Button mushrooms: an unexpected source of vitamin D, adequate levels of which decrease vulnerability to arthritis pain. Sunshine enables your body to produce vitamin D; other sources include oysters, sardines and fortified nonfat dairy. 

Kale: one of the healthier sources of calcium, which helps hold the line against osteoarthritis by slowing bone loss. Be adventurous – try collard greens, arugula, soy, beans, and some of the better-known calcium sources. 

Tea: Green and black tea contain flavonoids, antioxidant compounds that may block the production of prostaglandins, which cause inflammation and pain. 

While the foods cited above have compounds with targeted joint health benefits, Harvard researchers found a more general link between high fruit and vegetable consumption and a lower risk of rheumatoid arthritis. 

What to limit? Red meat. British researchers found that too much red meat increased the risk of rheumatoid arthritis. Those who ate the most red meat were twice as likely to develop the condition than those who limited their intake to less than 1 ounce daily. 

Eating less meat or no meat and more fruit and vegetables also helps maintain a healthy weight – an essential facet of managing joint pain. If you’re among the majority of Americans who are either obese or overweight, slimming down can significantly slow the progression of joint degeneration and ease pain. 

Weight management: Maintaining a healthy weight can help reduce the load on the joints and reduce arthritis pain. You can reduce knee stress by 40 to 80 pounds with a mere 10-pound weight loss. A healthy diet rich in whole foods and low in processed foods can help with weight management.

There are several herbs that are commonly used to help manage arthritis symptoms. Here are a few:

Tumeric: Curcumin, which is found in turmeric, is an anti-inflammatory compound that can help relieve arthritis pain and stiffness.
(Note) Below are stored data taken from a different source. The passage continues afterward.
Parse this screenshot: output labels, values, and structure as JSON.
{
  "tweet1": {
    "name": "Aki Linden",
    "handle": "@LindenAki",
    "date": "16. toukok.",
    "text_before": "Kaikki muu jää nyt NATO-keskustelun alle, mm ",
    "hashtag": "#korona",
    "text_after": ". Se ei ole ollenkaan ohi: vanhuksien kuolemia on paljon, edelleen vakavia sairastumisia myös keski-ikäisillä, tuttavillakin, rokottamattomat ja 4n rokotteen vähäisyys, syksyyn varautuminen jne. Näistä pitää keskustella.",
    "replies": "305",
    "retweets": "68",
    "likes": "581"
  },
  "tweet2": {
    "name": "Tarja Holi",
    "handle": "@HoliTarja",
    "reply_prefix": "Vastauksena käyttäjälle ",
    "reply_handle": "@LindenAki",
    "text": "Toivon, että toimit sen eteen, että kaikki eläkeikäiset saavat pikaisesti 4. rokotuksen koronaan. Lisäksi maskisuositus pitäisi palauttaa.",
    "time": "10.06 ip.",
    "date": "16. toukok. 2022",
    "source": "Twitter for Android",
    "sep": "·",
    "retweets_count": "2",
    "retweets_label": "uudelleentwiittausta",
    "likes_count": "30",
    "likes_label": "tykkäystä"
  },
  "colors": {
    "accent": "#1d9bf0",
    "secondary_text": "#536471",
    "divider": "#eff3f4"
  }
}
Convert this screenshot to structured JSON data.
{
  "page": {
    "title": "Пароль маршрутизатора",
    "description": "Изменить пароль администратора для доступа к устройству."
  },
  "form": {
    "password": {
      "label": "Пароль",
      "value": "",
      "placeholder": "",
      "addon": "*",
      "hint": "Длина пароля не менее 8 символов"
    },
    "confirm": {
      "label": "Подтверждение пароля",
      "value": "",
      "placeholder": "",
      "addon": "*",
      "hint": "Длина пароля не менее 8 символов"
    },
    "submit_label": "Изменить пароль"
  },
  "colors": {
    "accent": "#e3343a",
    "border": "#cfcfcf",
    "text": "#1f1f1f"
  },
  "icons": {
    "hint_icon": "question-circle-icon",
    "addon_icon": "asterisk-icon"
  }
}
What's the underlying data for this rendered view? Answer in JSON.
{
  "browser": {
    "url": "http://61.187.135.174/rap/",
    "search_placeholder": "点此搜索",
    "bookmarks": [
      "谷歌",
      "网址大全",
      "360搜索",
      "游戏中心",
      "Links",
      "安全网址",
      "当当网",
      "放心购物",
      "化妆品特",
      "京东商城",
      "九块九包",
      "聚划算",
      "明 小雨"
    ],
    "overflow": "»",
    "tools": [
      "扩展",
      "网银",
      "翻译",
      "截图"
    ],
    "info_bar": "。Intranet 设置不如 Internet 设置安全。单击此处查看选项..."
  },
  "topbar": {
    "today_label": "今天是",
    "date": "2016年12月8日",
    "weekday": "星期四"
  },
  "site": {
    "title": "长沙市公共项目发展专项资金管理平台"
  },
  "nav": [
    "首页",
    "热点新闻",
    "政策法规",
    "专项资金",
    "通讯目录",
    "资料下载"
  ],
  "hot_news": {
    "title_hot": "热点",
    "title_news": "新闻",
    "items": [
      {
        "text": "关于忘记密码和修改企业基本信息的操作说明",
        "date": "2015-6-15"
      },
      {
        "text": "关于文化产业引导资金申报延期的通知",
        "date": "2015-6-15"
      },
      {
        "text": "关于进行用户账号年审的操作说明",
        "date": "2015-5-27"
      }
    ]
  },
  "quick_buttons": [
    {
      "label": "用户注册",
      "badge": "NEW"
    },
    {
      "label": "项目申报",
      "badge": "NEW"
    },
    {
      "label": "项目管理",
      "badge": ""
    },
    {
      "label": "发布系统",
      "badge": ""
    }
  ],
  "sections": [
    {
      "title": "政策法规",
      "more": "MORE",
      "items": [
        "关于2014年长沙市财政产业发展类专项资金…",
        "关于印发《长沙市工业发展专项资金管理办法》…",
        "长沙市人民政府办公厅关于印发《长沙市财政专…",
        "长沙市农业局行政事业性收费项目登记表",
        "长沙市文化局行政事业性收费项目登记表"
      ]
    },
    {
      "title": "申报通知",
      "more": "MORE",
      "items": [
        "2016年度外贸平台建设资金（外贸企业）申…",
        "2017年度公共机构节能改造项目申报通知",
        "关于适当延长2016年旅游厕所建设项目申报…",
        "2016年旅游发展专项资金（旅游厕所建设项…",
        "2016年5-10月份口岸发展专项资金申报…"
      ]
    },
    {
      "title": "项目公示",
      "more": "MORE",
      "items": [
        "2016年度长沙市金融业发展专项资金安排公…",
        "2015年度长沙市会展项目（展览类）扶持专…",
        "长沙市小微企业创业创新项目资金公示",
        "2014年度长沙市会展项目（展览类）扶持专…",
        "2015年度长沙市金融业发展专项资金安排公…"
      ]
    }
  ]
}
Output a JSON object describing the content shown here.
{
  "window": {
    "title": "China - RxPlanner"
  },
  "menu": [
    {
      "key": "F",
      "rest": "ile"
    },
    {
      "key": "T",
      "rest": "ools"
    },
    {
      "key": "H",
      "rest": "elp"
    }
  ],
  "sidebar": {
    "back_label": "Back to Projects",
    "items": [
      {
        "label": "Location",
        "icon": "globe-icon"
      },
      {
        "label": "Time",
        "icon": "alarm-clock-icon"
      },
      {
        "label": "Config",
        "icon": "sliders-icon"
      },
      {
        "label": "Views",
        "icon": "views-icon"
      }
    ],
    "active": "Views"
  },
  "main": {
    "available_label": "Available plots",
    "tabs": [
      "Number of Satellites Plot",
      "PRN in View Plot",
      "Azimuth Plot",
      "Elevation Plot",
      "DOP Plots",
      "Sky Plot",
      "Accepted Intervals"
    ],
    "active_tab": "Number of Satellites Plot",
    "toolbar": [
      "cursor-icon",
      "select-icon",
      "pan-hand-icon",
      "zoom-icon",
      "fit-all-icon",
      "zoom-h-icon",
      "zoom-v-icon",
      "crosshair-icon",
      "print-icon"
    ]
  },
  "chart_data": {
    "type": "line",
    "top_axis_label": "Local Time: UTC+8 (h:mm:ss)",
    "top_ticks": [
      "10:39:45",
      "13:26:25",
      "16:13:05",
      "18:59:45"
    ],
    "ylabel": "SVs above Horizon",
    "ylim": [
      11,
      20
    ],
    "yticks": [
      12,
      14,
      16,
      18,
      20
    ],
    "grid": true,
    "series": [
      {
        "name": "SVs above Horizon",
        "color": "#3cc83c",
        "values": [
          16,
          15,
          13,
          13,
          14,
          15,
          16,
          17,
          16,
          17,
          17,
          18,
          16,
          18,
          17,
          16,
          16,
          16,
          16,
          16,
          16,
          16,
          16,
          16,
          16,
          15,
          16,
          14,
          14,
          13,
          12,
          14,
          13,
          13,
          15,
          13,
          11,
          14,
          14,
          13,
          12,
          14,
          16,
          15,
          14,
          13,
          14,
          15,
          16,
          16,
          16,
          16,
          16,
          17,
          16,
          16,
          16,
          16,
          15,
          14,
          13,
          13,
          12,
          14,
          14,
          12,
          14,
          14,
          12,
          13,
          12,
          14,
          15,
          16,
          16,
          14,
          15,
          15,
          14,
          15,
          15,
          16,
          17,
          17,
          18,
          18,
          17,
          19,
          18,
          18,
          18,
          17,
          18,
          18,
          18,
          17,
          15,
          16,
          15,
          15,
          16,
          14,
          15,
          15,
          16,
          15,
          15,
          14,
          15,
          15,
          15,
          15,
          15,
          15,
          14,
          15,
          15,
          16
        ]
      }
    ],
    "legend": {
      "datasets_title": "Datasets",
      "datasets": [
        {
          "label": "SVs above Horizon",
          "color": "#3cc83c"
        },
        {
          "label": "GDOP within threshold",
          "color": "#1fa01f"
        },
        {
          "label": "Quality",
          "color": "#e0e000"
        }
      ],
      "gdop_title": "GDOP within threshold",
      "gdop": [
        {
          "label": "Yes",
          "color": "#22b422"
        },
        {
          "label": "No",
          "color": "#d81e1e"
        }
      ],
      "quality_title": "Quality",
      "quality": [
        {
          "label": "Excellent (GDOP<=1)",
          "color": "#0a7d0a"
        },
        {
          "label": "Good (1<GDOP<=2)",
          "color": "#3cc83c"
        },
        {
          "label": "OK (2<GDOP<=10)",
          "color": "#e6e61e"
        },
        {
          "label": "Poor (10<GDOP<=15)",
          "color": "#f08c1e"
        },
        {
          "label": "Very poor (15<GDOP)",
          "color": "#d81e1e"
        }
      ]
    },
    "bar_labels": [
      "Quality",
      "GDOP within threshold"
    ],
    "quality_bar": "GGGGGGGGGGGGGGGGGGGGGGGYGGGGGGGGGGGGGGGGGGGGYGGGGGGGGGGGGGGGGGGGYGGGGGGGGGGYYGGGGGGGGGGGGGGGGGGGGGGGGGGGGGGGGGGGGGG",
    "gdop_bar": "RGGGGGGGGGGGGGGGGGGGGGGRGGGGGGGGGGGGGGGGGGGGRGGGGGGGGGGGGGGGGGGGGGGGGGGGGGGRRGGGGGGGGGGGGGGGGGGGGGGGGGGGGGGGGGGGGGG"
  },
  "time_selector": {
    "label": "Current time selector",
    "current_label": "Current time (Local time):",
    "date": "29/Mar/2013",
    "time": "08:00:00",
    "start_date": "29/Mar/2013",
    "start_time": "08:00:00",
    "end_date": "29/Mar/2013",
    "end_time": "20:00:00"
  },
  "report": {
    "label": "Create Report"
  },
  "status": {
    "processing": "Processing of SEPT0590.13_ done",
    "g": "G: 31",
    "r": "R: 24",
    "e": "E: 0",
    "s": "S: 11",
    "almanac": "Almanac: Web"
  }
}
Turmeric is a spice that includes this compound. It has several applications, whether as a seasoning for food preparation or as a nutritional supplement.

Ginger: Because ginger has anti-inflammatory characteristics, it can assist those who have arthritis have less pain and stiffness. You may take it as a dietary supplement or utilize it in the kitchen.

Boswellia: Boswellia, also known as Indian frankincense, is a plant believed to have anti-inflammatory effects and is frequently used to assist in the management of the pain associated with arthritis. It is possible to take it in supplement form.

Devil’s Claw: The plant known as devil’s claw, often known simply as devil’s claw, has been used to treat arthritic pain and inflammation for generations. It can be used topically or consumed internally as a dietary supplement.

Salicin is a naturally occurring analgesic with pain-relieving properties comparable to aspirin found in willow bark. It is available in supplement form and has been shown to help lessen the pain and inflammation caused by arthritis.

Before beginning to use any herbs or supplements, discussing your decision with your primary care physician is essential. Herbs and supplements might interact with other prescriptions and may not be suitable for everyone. In addition, even while certain herbs can be beneficial in managing arthritic symptoms, people shouldn’t rely on them instead of conventional medical treatment.